Businesses reaping the rewards of plummeting oil prices have been urged to pass on the savings to staff in the form of higher pay by David Cameron.
Asked about the matter on a visit to Washington, the Prime Minister told reporters: "Obviously I want to see companies’ success passed through in terms of wage increases. It has to be done in a way that’s affordable, and in a way that companies can continue to grow.
“Falling oil prices are going to benefit a lot of businesses and a lot of countries, and we want to see those benefits passed through in all the ways they can be," he said.
Profits at UK companies not in the oil or finance business recently surged to a 16-year high. Sectors most likely to benefit from the collapse in oil prices, which have fallen more than 50 per cent since last summer include agriculture, transport, mining, wholesale and retail, according to the ONS.
Consumers have already felt the benefit from falling oil prices at the petrol pumps, where the price of fuel could fall under £1 per litre.
In stark contrast, the rate of return for UK companies involved in North Sea oil and gas extraction fell to 13.9 per cent in the third quarter of last year, the lowest on record.
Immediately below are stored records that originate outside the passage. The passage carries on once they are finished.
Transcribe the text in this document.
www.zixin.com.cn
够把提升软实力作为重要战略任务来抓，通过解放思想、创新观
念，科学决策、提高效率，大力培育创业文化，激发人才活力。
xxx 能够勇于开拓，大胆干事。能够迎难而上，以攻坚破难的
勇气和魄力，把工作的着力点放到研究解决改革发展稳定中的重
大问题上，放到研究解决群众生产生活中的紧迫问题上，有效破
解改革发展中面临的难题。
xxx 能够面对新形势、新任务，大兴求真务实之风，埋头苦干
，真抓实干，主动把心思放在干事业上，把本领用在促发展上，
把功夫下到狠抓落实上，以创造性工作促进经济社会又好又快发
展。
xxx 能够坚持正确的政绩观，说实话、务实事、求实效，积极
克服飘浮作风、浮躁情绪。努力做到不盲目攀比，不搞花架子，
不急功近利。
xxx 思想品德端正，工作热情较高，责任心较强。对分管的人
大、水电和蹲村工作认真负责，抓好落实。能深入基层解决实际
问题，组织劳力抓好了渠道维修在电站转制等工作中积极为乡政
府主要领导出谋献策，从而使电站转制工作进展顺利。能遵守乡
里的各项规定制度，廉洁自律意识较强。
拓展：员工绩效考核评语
BP is the latest to take a hit from falling oil prices in the oil industry, shedding 300 jobs at its North Sea oil operations
Cheaper petrol has pushed down inflation easing the burden on people in the face of sluggish wage growth, handing the Conservatives a “political windfall” ahead of the General Election as Labour campaigns on the cost of living crisis since the financial crisis.
Labour leader Ed Miliband slammed Cameron's plea, accusing the Prime Minister of years of “denial, complacency and failure” over the cost of living.
Meanwhile, business groups have said that long-term policies rather than short-term gains from low oil prices are needed to boost wage growth sustainably.